Most of these Authors/Scientist have their opinion and most of the time it is backed up with research, the problem is the research can be misleading, for example.
I found an interesting study that was published back in 2010, (and without getting too deep into it), the argument was that, adding fertilizers to the soil did not harm microbes in the soil, the study (over 40 years) showed that while the fertz did not harm the soil microbes, actually the opposite but what it did do, was increase the short lived microbe activity to a point where the organic matter broke down much quicker thus reducing the soil's ability to store organic nitrogen.

This pretty much sums up the above statement.
“Fertilizer is good for the father and bad for the sons.”

Another topic that can have a zillion opinions is Native species plants versus invasives, when does an introduced plant become native? Where is the timeline 1860, 1903, 2019? Depends on who you talk to. I like to plant what I call "Common to my Area" plants.
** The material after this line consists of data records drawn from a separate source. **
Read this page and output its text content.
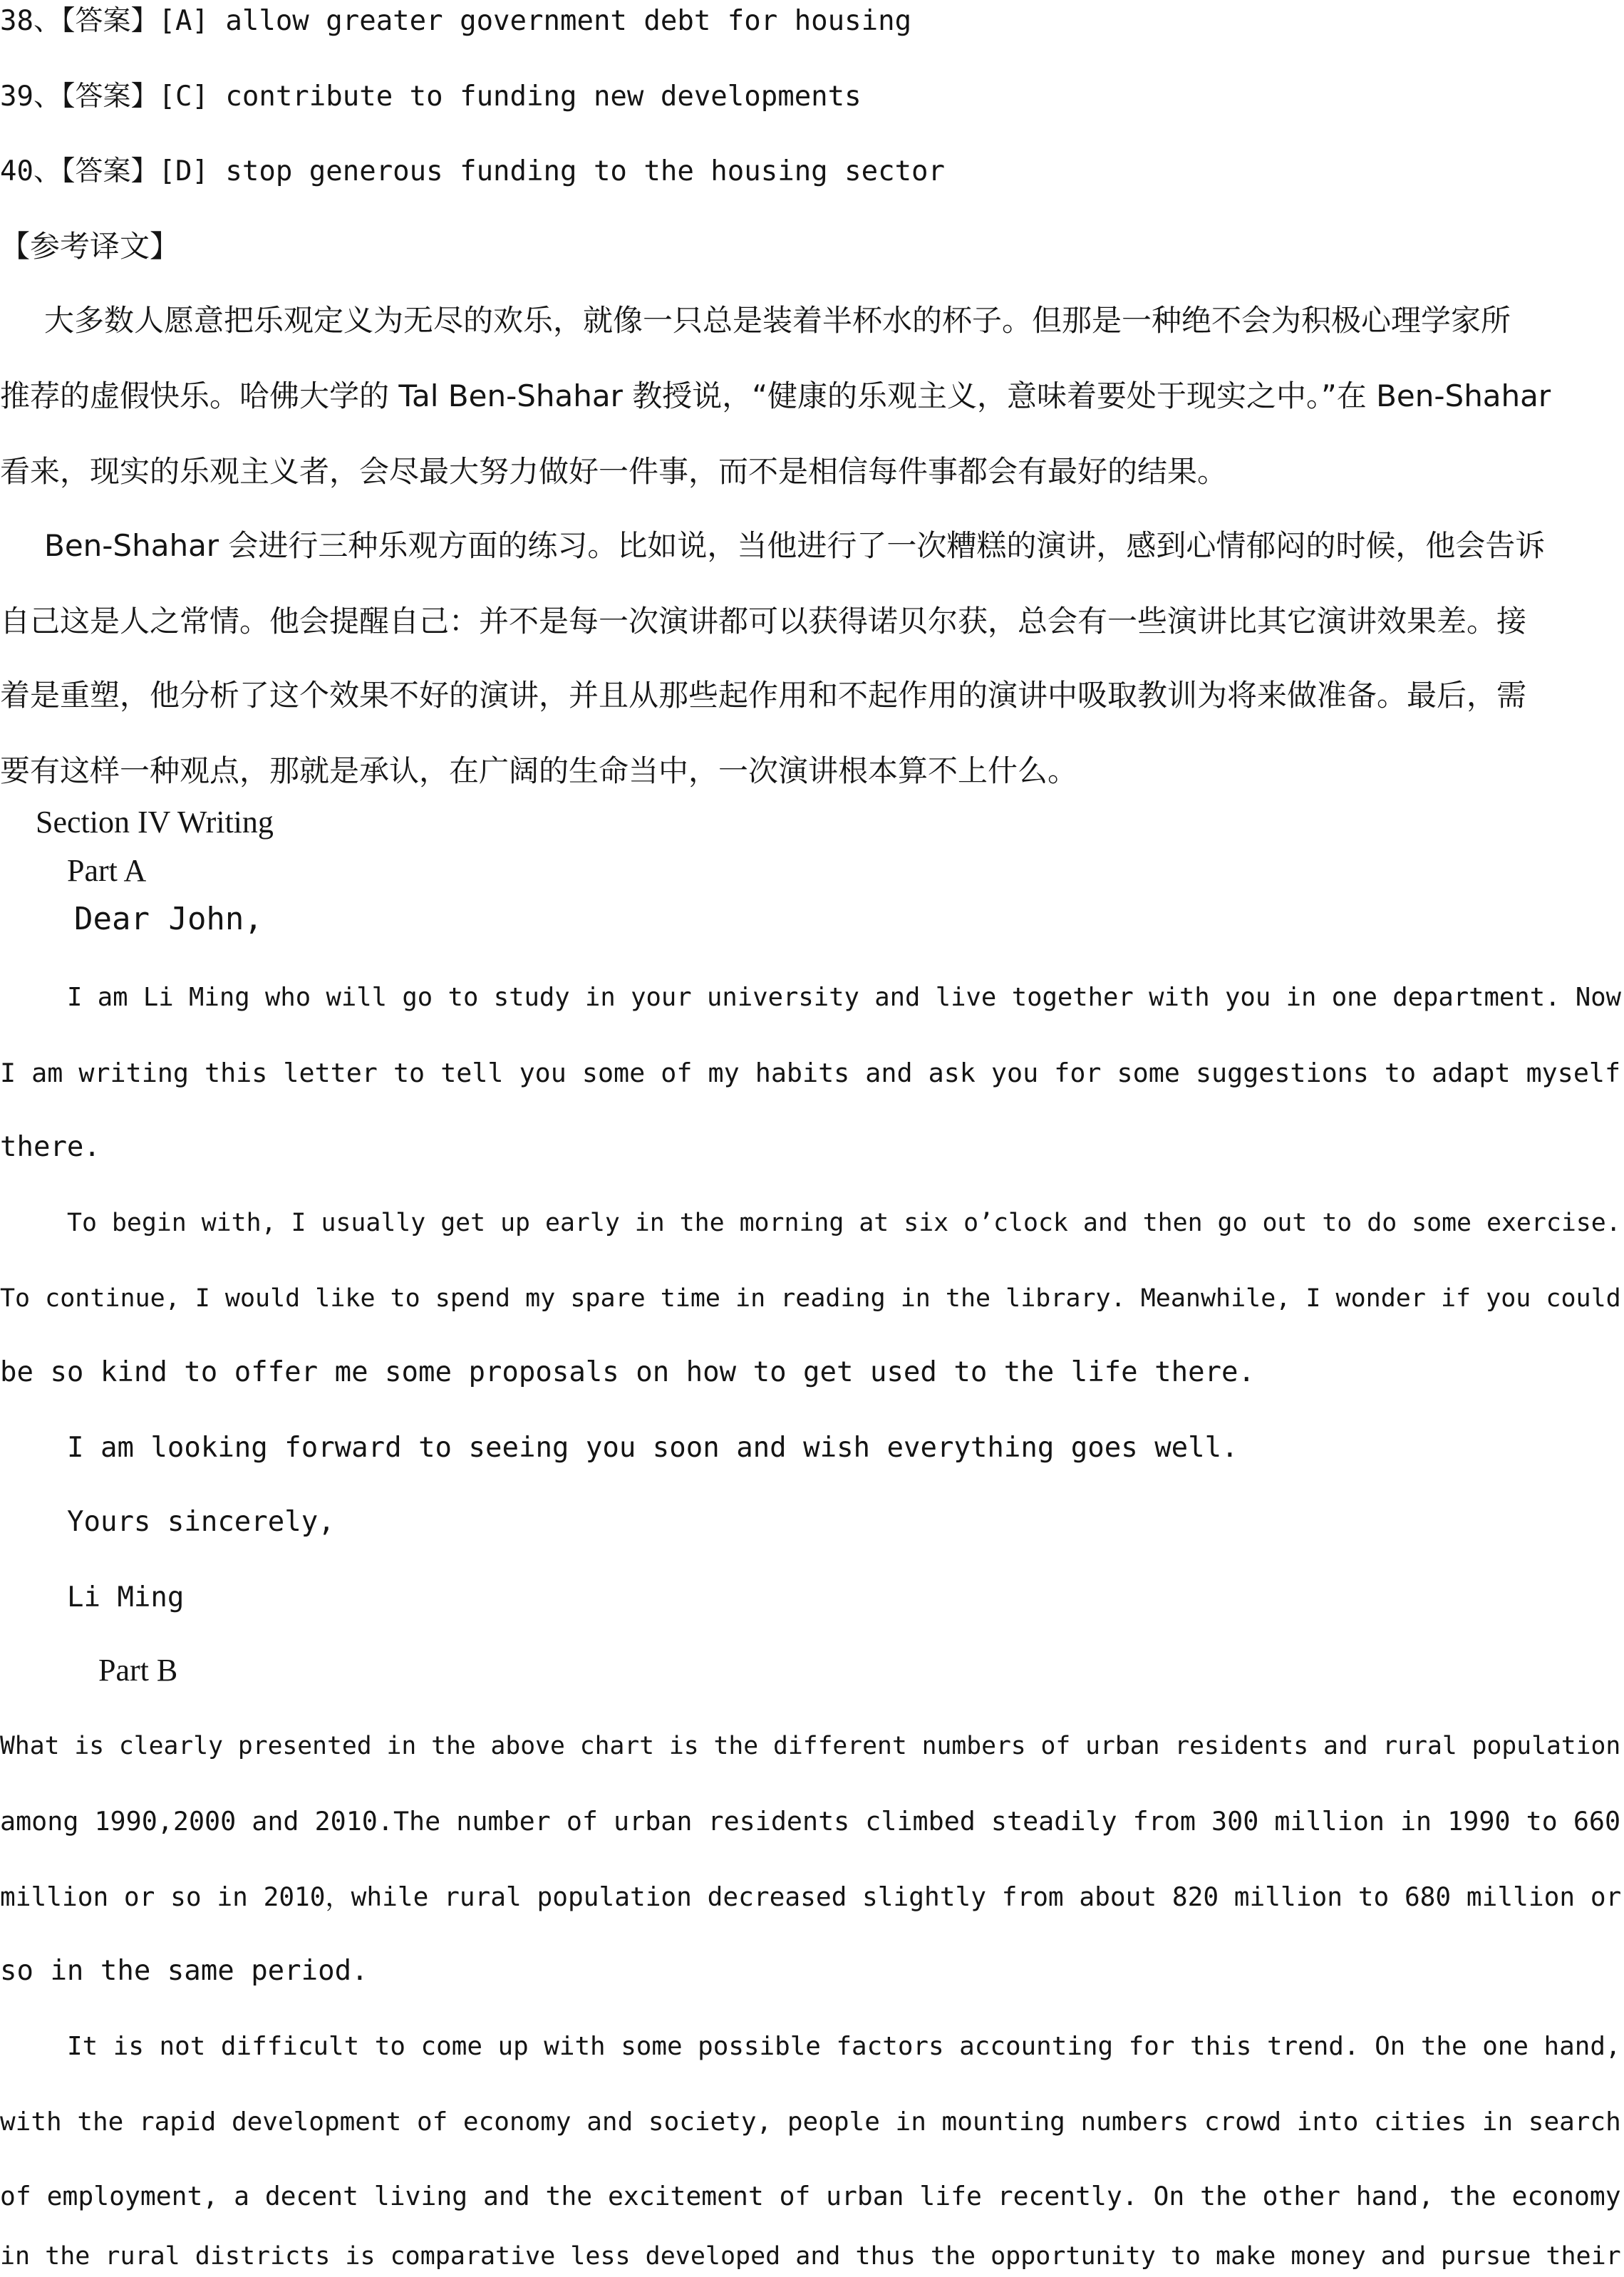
38、【答案】[A] allow greater government debt for housing

39、【答案】[C] contribute to funding new developments

40、【答案】[D] stop generous funding to the housing sector

【参考译文】

　大多数人愿意把乐观定义为无尽的欢乐，就像一只总是装着半杯水的杯子。但那是一种绝不会为积极心理学家所

推荐的虚假快乐。哈佛大学的 Tal Ben-Shahar 教授说，“健康的乐观主义，意味着要处于现实之中。”在 Ben-Shahar

看来，现实的乐观主义者，会尽最大努力做好一件事，而不是相信每件事都会有最好的结果。

　Ben-Shahar 会进行三种乐观方面的练习。比如说，当他进行了一次糟糕的演讲，感到心情郁闷的时候，他会告诉

自己这是人之常情。他会提醒自己：并不是每一次演讲都可以获得诺贝尔获，总会有一些演讲比其它演讲效果差。接

着是重塑，他分析了这个效果不好的演讲，并且从那些起作用和不起作用的演讲中吸取教训为将来做准备。最后，需

要有这样一种观点，那就是承认，在广阔的生命当中，一次演讲根本算不上什么。

Section IV Writing

Part A

Dear John,

I am Li Ming who will go to study in your university and live together with you in one department. Now

I am writing this letter to tell you some of my habits and ask you for some suggestions to adapt myself

there.

To begin with, I usually get up early in the morning at six o’clock and then go out to do some exercise.

To continue, I would like to spend my spare time in reading in the library. Meanwhile, I wonder if you could

be so kind to offer me some proposals on how to get used to the life there.

I am looking forward to seeing you soon and wish everything goes well.

Yours sincerely,

Li Ming

Part B

What is clearly presented in the above chart is the different numbers of urban residents and rural population

among 1990,2000 and 2010.The number of urban residents climbed steadily from 300 million in 1990 to 660

million or so in 2010，while rural population decreased slightly from about 820 million to 680 million or

so in the same period.

It is not difficult to come up with some possible factors accounting for this trend. On the one hand,

with the rapid development of economy and society, people in mounting numbers crowd into cities in search

of employment, a decent living and the excitement of urban life recently. On the other hand, the economy

in the rural districts is comparative less developed and thus the opportunity to make money and pursue their
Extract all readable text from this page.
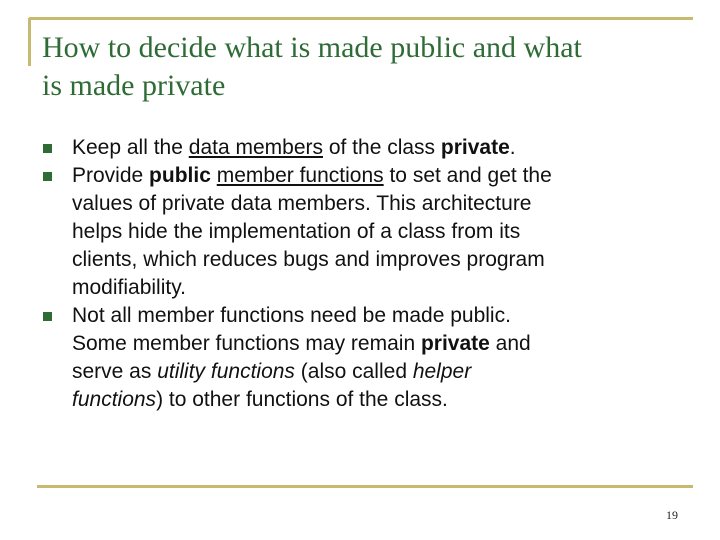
How to decide what is made public and what
is made private
Keep all the data members of the class private.
Provide public member functions to set and get the
values of private data members. This architecture
helps hide the implementation of a class from its
clients, which reduces bugs and improves program
modifiability.
Not all member functions need be made public.
Some member functions may remain private and
serve as utility functions (also called helper
functions) to other functions of the class.
19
Bio-char is another topic that research has skewed all over the place benefiting the author/researchers opinion.
I use it and I don't care if every scientist on the planet but one said it don't work, but thats me.

There are Firm believers in the Back to Eden method, some not so much.

Composting is another topic that has quite a few opinions, I compost everything, including meats, bones. cheeses, I don't worry about the "Perfect Compost" I don't measure the temperature, I don't worry about the balance of Browns to greens, everything gets dumped in as I get it, sometimes it fires up, other times it doesn't... I don't care, to me I am composting properly because it feeds my plants, stays out of the landfill and my need to purchase less and less bagged supplies reduces my carbon footprint, so to me there is no wrong way to compost, now efficiency is another subject but I garden to have fun not to survive.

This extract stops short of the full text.